Wednesday, January 23, 2008

Never Try to Sneak Past a Ram

I had kind of a fright yesterday evening. One of our young goats, Emerald (also known as Emmy), looks like she might be close to...I guess it's called "kidding"? When sheep have lambs, it's called "lambing," and a baby goat is called a "kid"... Anyway, you get the idea. She's not very big, and I wanted to get her separated from the other goats and sheep in case she did have one. And also we're having a cold spell here, around 10 degrees or below this morning and maybe colder tomorrow morning. Goats have a tendency to go wherever they want to, especially if they can find any kind of hole or space in the fence. Remember Max, our Rambouillet ram? Kind of a tall fellow, weighing maybe 250 pounds?
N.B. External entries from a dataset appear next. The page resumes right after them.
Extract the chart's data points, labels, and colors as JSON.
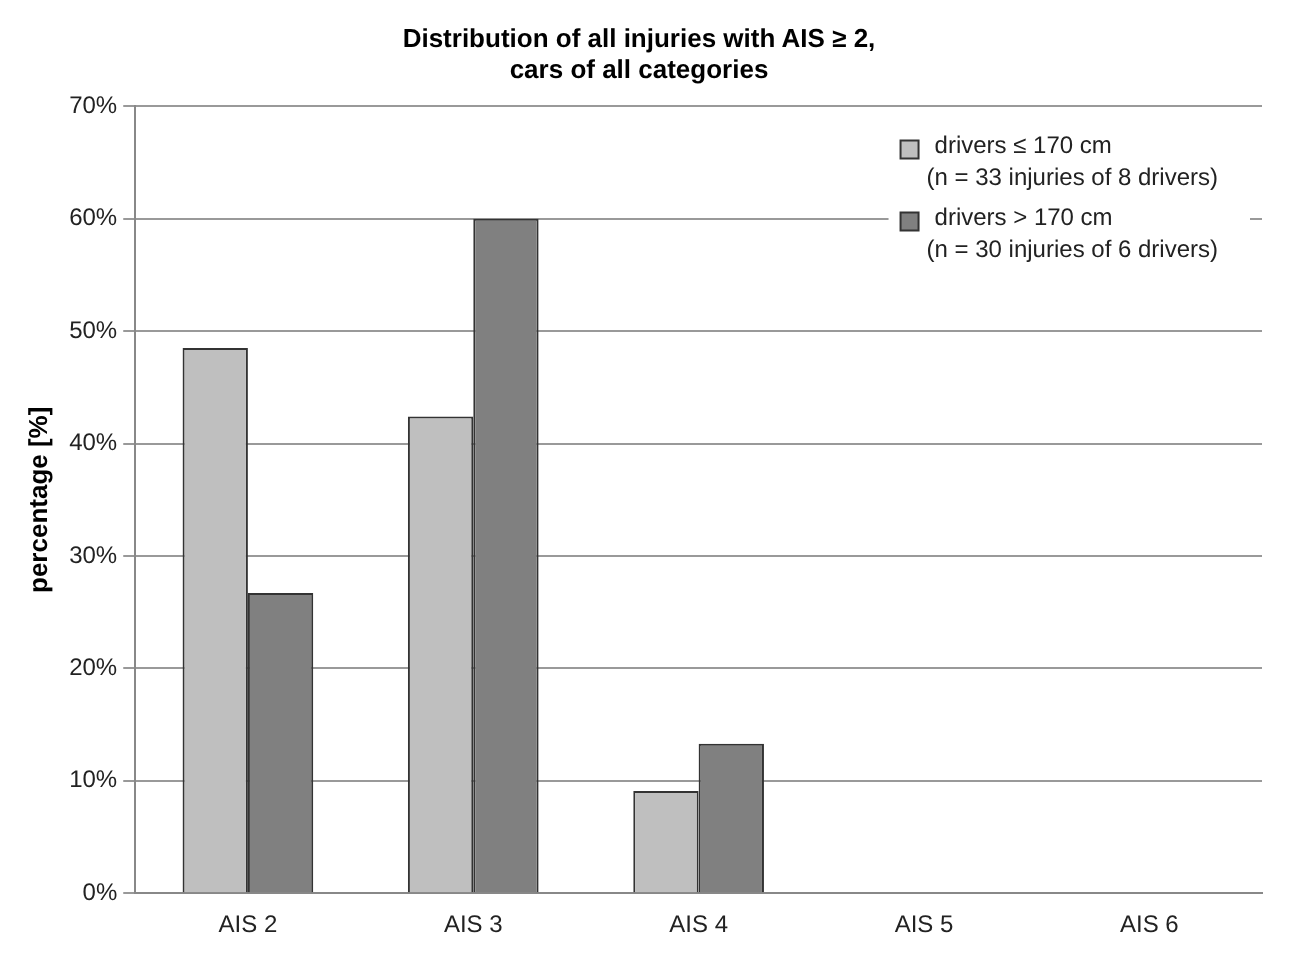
{
  "chart_data": {
    "type": "bar",
    "title": "Distribution of all injuries with AIS ≥ 2,\ncars of all categories",
    "ylabel": "percentage [%]",
    "categories": [
      "AIS 2",
      "AIS 3",
      "AIS 4",
      "AIS 5",
      "AIS 6"
    ],
    "series": [
      {
        "name": "drivers ≤ 170 cm\n(n = 33 injuries of 8 drivers)",
        "color": "#bfbfbf",
        "values": [
          48.5,
          42.4,
          9.1,
          0,
          0
        ]
      },
      {
        "name": "drivers > 170 cm\n(n = 30 injuries of 6 drivers)",
        "color": "#808080",
        "values": [
          26.7,
          60,
          13.3,
          0,
          0
        ]
      }
    ],
    "ylim": [
      0,
      70
    ],
    "yticks": [
      {
        "value": 0,
        "label": "0%"
      },
      {
        "value": 10,
        "label": "10%"
      },
      {
        "value": 20,
        "label": "20%"
      },
      {
        "value": 30,
        "label": "30%"
      },
      {
        "value": 40,
        "label": "40%"
      },
      {
        "value": 50,
        "label": "50%"
      },
      {
        "value": 60,
        "label": "60%"
      },
      {
        "value": 70,
        "label": "70%"
      }
    ],
    "grid": "y",
    "legend": "top right"
  }
}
Well, somehow Emmy had gotten in the little lot with him, along with another of the older goats. They did pretty well together most of the time, but most sheep and goats, when you put out the food, will ram into (no pun intended) each other trying to get to it. Most of them seem to have no manners at all. So I thought that with the difference in their size, I should get Emmy away from Max. I poured some of their evening corn over the fence, and still having some in the bucket, thought I would lure Emmy with it into the little enclosed pen inside the sheep barn. "Max will be all involved with eating and won't pay any attention to us," I thought. "We'll go around behind him and be inside before he's any the wiser." It started out just fine. Emmy stuck her head in the bucket and followed as I began backing toward the pen. We were getting close when Max noticed my bucket. Of course to a sheep, anything other than what you're eating must certainly be better than what you have in front of you, so here came Max. Emmy was used to dodging him and left. So here I am, backing into this little bitty space with nowhere to go. I tried to pull the wire panel in between us, but it had so much hay down on the bottom of it that I couldn't move it. I can't say that he was really charging at me, but I didn't want to stay there and ponder about it. Trying to sound fierce I shouted, "Get back!", but for some reason he didn't seem too intimidated. He was close enough that I gave him a whack with my too-small, light-weight plastic bucket. He backed up just a little, but came toward me again, so this time I yelled, "Get back!", threw the bucket at him, and jumped up on the fence. The bucket somehow landed right-side up and still had corn in it, so having gotten what he wanted all along, Max stuck his head in and began eating. As I perched there on the fence, I could feel my heart pounding. Needless to say, I climbed on out over the fence and didn't go back the way I came in.

My husband had just gotten home from work about the time I came up with this nutty idea, but had gone in the house for something before coming back out to do his chores. So, yes, it was a pretty dumb stunt on my part. After he came out, he helped get everybody sorted out. I tried to keep Max's attention (from outside the fence) while he got Emmy safely into her pen.

After I fed some hay this morning, Max's water was frozen in his pan, so I got some and poured through the fence. He had his back to me at the time, and I did take some fiendish pleasure in the fact that when I poured the water in, it startled him enough that he jumped. :)

Anyway, the moral of the story is: Never try to sneak past a ram.


Knitted Gems said...

OMG, thank goodness you weren't hurt. I don't think I would have handled it so well. My story would have involved some high pitched shrieking.

Prairie Daisy Handspun said...

Yes, even when an animal that big seems gentle (especially males), you should always treat them like they might come after you at any moment. I guess I learned my lesson. :)

My name is Bonny said...

That would have given me a fright also - I'm glad it all worked out and you're OK. My uncle used to have sheep and I'll never forget one running after me ... I was only about twelve and it scared the life out of me!

Prairie Daisy Handspun said...

It was a scary sight for sure. I'm thinking that miniature sheep are looking better and better all the time!